Do children work in coal mines?
In 1910, an estimated 2 million American children younger than 15 were working in factories and mines for low wages and long shifts. Photographs by Lewis Hine of New York revealed the depraved exploitation of children, some as young as 8 years of age, in fields and in mines. Child labor was finally outlawed in 1938.
A century later, 15-year-olds are digging tunnels in unsafe cobalt mines. Not in the U.S. but out of sight, in the Democratic Republic of Congo, where protective gear is not provided and shifts may run 24 hours or more.
This month, five major companies were named in a federal class-action suit filed by the Washington-based International Rights Advocates (IRA) for “knowingly benefiting from and aiding and abetting the cruel and brutal use of young children.”
The companies named are Apple, Alphabet (Google), Dell, Microsoft and Tesla — allegedly part of a chain starting with a U.K. mining company selling cobalt extracted by African youths to a Brussels-based trader who then sold battery-grade cobalt to the five major tech companies.
A major Chinese cobalt firm was also named in the suit.
The claim was filed on behalf of 14 anonymous plaintiffs who are either guardians of children killed in tunnel or wall collapses or children maimed in such accidents.
In court documents seen by The Guardian newspaper, the Congolese families describe how their children were driven by extreme poverty to seek work at large mining sites where they worked 12-hour days, some for just $2 a day, digging and hauling sacks of cobalt-rich rocks.

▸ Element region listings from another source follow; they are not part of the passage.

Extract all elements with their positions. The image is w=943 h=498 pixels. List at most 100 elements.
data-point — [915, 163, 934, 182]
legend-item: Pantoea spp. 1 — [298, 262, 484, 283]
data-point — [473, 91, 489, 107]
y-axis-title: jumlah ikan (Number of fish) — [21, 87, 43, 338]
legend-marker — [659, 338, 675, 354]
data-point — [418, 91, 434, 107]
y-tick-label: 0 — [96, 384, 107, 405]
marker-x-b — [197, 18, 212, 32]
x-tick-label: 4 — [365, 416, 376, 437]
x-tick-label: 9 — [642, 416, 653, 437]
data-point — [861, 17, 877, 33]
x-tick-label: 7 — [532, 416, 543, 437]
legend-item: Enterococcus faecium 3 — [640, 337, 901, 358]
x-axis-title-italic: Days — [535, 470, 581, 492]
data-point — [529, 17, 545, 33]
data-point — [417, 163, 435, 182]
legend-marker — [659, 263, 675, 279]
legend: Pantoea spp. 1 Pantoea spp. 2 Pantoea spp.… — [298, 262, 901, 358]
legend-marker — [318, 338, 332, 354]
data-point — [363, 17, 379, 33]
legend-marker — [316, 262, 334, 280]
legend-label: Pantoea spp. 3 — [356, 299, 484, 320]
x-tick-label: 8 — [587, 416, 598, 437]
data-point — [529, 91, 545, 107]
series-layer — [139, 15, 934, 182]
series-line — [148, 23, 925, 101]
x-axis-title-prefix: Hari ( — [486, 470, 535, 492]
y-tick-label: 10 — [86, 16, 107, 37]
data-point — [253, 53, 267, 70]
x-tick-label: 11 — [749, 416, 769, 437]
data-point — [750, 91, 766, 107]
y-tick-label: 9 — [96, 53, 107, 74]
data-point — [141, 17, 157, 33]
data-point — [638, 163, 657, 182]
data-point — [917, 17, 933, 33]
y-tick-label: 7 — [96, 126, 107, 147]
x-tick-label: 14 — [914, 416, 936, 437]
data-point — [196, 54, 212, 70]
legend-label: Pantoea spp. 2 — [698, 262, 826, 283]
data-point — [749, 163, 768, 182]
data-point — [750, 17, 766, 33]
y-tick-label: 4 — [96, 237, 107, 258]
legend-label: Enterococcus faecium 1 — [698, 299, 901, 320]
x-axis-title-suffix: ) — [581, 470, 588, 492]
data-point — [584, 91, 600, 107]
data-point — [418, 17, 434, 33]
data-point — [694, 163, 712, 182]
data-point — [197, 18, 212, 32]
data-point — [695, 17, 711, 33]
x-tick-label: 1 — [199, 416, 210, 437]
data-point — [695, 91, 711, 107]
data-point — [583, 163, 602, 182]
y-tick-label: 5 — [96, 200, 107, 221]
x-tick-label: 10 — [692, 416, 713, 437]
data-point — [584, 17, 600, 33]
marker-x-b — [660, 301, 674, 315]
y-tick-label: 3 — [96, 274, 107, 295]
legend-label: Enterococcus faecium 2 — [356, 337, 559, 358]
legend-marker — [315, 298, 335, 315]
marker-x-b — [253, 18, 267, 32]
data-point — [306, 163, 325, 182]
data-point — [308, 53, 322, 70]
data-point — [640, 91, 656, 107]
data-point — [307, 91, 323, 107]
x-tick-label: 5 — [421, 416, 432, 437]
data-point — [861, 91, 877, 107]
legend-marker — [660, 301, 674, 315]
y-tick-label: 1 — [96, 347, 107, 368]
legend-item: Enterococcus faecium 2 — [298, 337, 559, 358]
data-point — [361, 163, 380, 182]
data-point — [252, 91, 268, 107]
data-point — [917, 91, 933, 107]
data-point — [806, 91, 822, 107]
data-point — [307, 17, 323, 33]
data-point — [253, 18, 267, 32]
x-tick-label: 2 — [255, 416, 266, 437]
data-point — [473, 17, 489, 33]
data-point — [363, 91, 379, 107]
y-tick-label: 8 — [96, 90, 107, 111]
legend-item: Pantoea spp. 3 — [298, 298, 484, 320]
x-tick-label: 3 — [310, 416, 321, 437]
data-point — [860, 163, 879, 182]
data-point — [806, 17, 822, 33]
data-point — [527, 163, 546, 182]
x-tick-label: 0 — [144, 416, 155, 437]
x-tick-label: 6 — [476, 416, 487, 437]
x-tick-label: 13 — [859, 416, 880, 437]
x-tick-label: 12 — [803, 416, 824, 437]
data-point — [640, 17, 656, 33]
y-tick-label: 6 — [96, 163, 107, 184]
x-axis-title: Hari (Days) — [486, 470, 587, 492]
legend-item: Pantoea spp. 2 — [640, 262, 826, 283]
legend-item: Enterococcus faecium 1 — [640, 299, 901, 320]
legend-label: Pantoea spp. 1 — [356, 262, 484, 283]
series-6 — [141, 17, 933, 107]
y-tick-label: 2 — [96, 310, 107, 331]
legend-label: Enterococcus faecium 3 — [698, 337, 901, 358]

The DRC has the world’s largest deposits of cobalt, an essential element of rechargeable lithium-ion batteries used to power smartphones, laptops and electric cars. “Put simply, the hundreds of billions of dollars generated by the defendants each year would not be possible without cobalt mined in the DRC,” the legal complaint says.

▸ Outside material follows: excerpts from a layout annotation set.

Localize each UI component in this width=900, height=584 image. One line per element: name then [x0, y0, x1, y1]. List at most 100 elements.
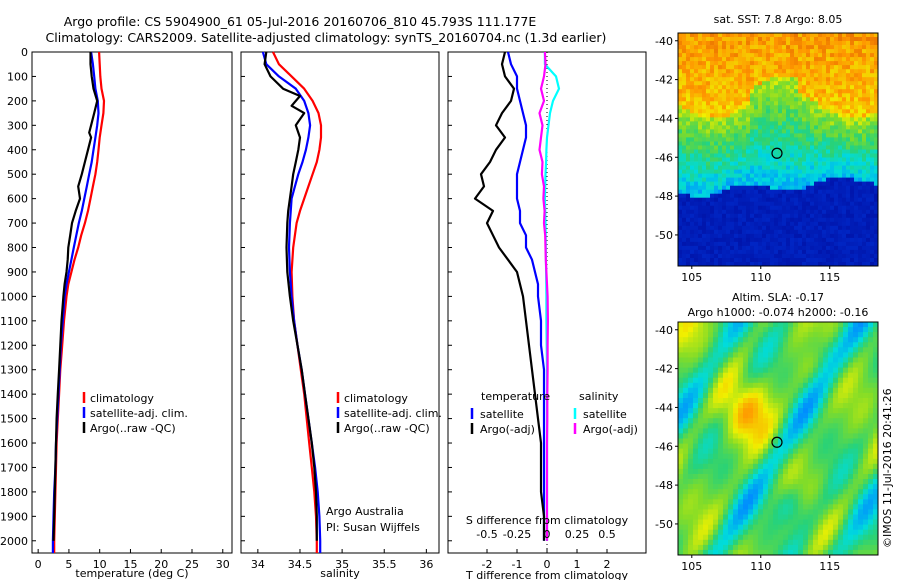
sst-cell — [782, 37, 787, 42]
sst-cell — [718, 113, 723, 118]
sst-cell — [814, 181, 819, 186]
sla-cell — [783, 382, 789, 389]
sla-cell — [688, 479, 694, 485]
sla-cell — [683, 514, 689, 520]
sst-cell — [818, 181, 823, 186]
sst-cell — [838, 262, 843, 267]
sst-cell — [774, 33, 779, 38]
sst-cell — [686, 209, 691, 215]
sst-cell — [834, 197, 839, 203]
sst-cell — [874, 213, 879, 219]
sla-cell — [783, 514, 789, 520]
sst-cell — [830, 65, 835, 70]
sla-cell — [728, 458, 734, 465]
sla-cell — [843, 474, 849, 480]
sst-cell — [698, 49, 703, 54]
sst-cell — [834, 157, 839, 162]
sst-cell — [798, 173, 803, 178]
sla-cell — [818, 362, 824, 368]
sla-cell — [813, 468, 819, 475]
sst-cell — [814, 49, 819, 54]
sst-cell — [738, 225, 743, 231]
sst-cell — [750, 205, 755, 211]
sst-cell — [810, 205, 815, 211]
sla-cell — [783, 377, 789, 384]
sst-cell — [730, 73, 735, 78]
sla-cell — [793, 489, 799, 495]
sst-cell — [822, 245, 827, 251]
sst-cell — [846, 77, 851, 82]
sst-cell — [714, 177, 719, 182]
sst-cell — [774, 161, 779, 166]
sla-cell — [788, 458, 794, 465]
sla-cell — [783, 448, 789, 455]
sla-cell — [763, 423, 769, 429]
sst-cell — [694, 133, 699, 138]
sst-cell — [874, 161, 879, 166]
sst-cell — [694, 197, 699, 203]
sst-cell — [714, 97, 719, 102]
sst-cell — [738, 57, 743, 62]
sla-cell — [728, 438, 734, 444]
sla-cell — [763, 524, 769, 531]
sla-cell — [698, 372, 704, 379]
sla-cell — [683, 367, 689, 374]
sla-cell — [863, 347, 869, 353]
sst-cell — [718, 177, 723, 182]
sst-cell — [810, 173, 815, 178]
sst-cell — [754, 177, 759, 182]
sst-cell — [802, 189, 807, 195]
sla-cell — [748, 423, 754, 429]
sst-cell — [726, 213, 731, 219]
sla-cell — [873, 489, 879, 495]
sla-cell — [783, 332, 789, 338]
sst-cell — [714, 153, 719, 158]
sla-cell — [873, 448, 879, 455]
sla-cell — [818, 347, 824, 353]
sla-cell — [858, 504, 864, 510]
sla-cell — [708, 403, 714, 409]
sst-cell — [690, 85, 695, 90]
sst-cell — [694, 65, 699, 70]
sst-cell — [706, 129, 711, 134]
lon-tick-label: 110 — [750, 560, 771, 573]
sst-cell — [690, 157, 695, 162]
sla-cell — [758, 499, 764, 505]
sst-cell — [826, 145, 831, 150]
map-frame — [677, 321, 879, 556]
sla-cell — [693, 367, 699, 374]
sst-cell — [846, 245, 851, 251]
sst-cell — [726, 233, 731, 239]
sst-cell — [858, 129, 863, 134]
sla-cell — [873, 433, 879, 439]
sst-cell — [874, 45, 879, 50]
sla-cell — [698, 342, 704, 348]
sla-cell — [758, 367, 764, 374]
sla-cell — [798, 514, 804, 520]
sla-cell — [793, 453, 799, 460]
sst-cell — [730, 61, 735, 66]
sst-cell — [706, 189, 711, 195]
sla-cell — [693, 494, 699, 500]
sst-cell — [702, 125, 707, 130]
sla-cell — [828, 377, 834, 384]
sst-cell — [778, 45, 783, 50]
sla-cell — [733, 479, 739, 485]
sla-cell — [798, 448, 804, 455]
sst-cell — [682, 169, 687, 174]
sla-cell — [783, 453, 789, 460]
sst-cell — [698, 129, 703, 134]
sst-cell — [686, 73, 691, 78]
sla-cell — [678, 504, 684, 510]
sla-cell — [853, 433, 859, 439]
sla-cell — [808, 468, 814, 475]
sst-cell — [722, 209, 727, 215]
sst-cell — [754, 117, 759, 122]
sst-cell — [798, 241, 803, 247]
sla-cell — [808, 398, 814, 404]
sst-cell — [774, 149, 779, 154]
sla-cell — [823, 403, 829, 409]
sla-cell — [838, 448, 844, 455]
sst-cell — [706, 117, 711, 122]
sla-cell — [753, 534, 759, 541]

Lauren Lee, a spokeswoman for Dell, told Fortune magazine this week that the company was investigating the allegations in the lawsuit. “We have never knowingly sourced operations using any form of involuntary labor, fraudulent recruiting practices, or child labor,” Lee said in an email. “We work with suppliers to manage their sourcing programs responsibly.”
But IRA took issue with tech company claims: “Rather than step up to help these children with a negligible portion of their vast wealth and power, these companies do nothing but continue to benefit from cheap cobalt mined by kids robbed of their childhoods, their health, and for far too many, their lives.”
Said Terry Collingsworth, lead counsel for the child victims, “We will do everything possible to get justice quickly for the children we represent.”